Coding and Documentation

Answers to Your Questions


Fam Pract Manag. 2000 Nov-Dec;7(10):17.

Mental status assessment


What CPT code should I use for the assessment of mental status through the administration of standardized instruments?


The series of CPT codes from 96100 to 96117 are “used to report the services provided during testing of cognitive function of the central nervous system,” according to CPT. A number of these codes reference standardized assessment instruments in their descriptors.

Telephone care


Our family practice group would like to begin charging for the medical care we deliver by telephone. We have developed protocols for certain conditions that can be treated over the phone and studied our results of efficacy and patient satisfaction. We also anticipate delivering some care using the Internet and e-mail. What codes can we use for these services?


CPT codes 99371–99373 cover a “telephone call by a physician to patient or for consultation or medical management or for coordinating medical management with other health care professionals.” However, Medicare considers telephone care to be part of the E/M service covered by the office visit codes and does not provide separate reimbursement for it, and many commercial payers follow Medicare's lead. There are no CPT codes for Internet or e-mail communication with patients. You should contact representatives of the health plans you contract with to discuss their reimbursement policies for all three types of service.
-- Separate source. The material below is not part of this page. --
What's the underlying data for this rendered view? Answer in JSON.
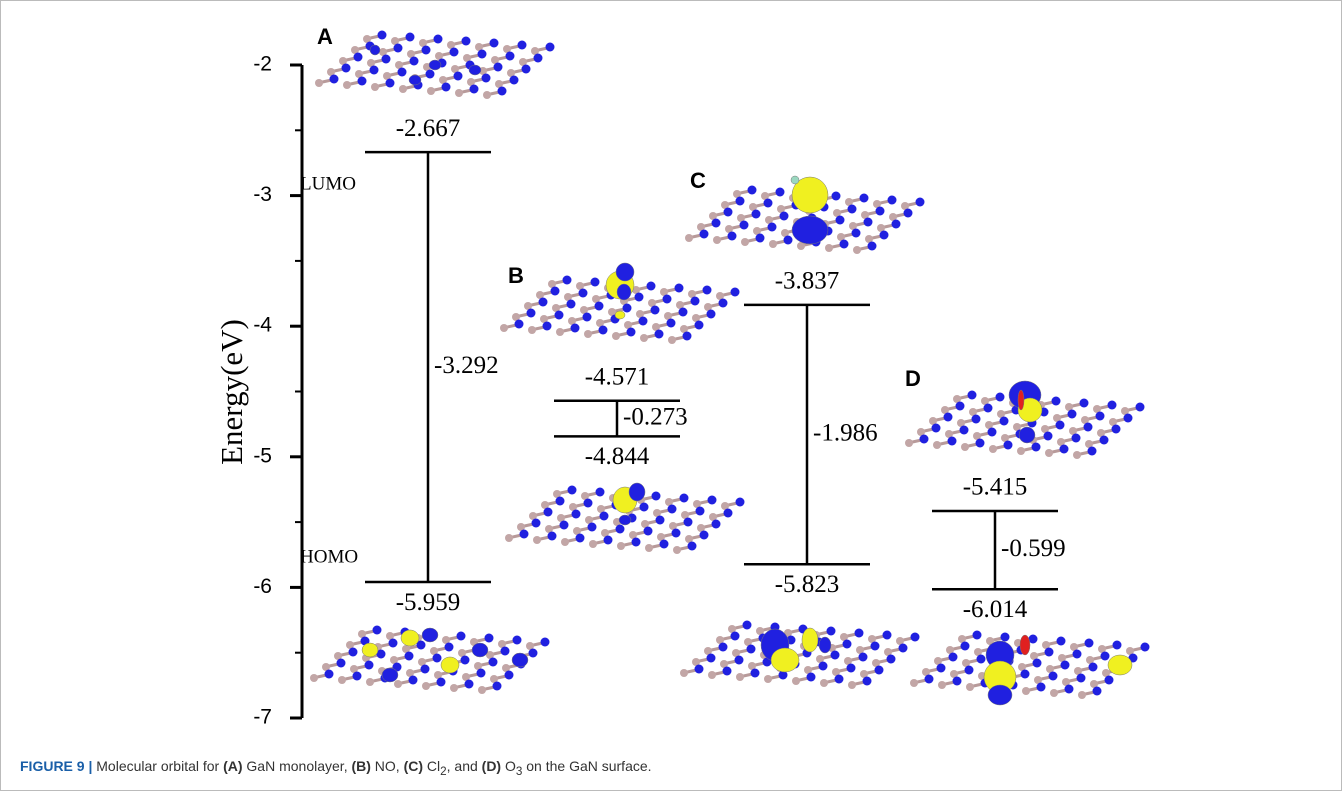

Postoperative management only


How would the physicians in the following scenario code their respective services? A surgeon provides an inpatient surgical procedure with a 90-day global period as well as the outpatient post-op care. A family physician provides the inpatient post-op care following the surgery because the surgeon is from out of town and spends just one day a week in the patient's rural community.


The family physician providing the post-op care in the hospital should submit the CPT code for the surgical procedure with a -55 modifier (postoperative management only) and indicate the date(s) of service of postoperative management. The surgeon will need to bill the surgical procedure code but indicate that he or she did not provide the entire global package.

Defining risk


The table of risk in Medicare's “Documentation Guidelines for Evaluation and Management (E/M) Services,” lists “prescription drug management” in the moderate risk category. I believe this term would cover making a change in a prescribed medicine, but does it also cover making a decision to continue a patient's prescription drug regimen? Likewise, “drug therapy requiring intensive monitoring for toxicity” is listed in the high risk category. I believe this would include checking an INR for a patient on Coumadin, but what other medications and tests might be applicable?


Neither the table of risk nor any other part of the documentation guidelines define what “prescription drug management” or “drug therapy requiring intensive monitoring for toxicity” mean. A decision to continue a particular medication might be considered “prescription drug management” since you would be managing the patient's prescription medicine and since a decision to continue a patient's current medication may involve as much risk as a decision to initiate a prescription drug regimen. But whether this example or the second one you gave would fit the descriptions of risk given in the table would be a matter of judgment for both you and any reviewer.

Defining HPI


Were chronic conditions addressed in the “History of Present Illness” (HPI) portion of the 1995 version of Medicare's E/M documentation guidelines?


No. The reference to chronic conditions was one of the changes incorporated in the 1997 version of the guidelines, which expanded the definition of an extended HPI to include “the status of at least three chronic or inactive conditions.”

Editor's note: While this department represents our best efforts to provide accurate information and useful advice, we cannot guarantee that third-party payers will accept the coding and documentation recommended. For more detailed information, refer to the current CPT manual and the “Documentation Guidelines for Evaluation and Management Services.”


Kent Moore is the AAFP's manager for health care financing and delivery systems and is a contributing editor to Family Practice Management.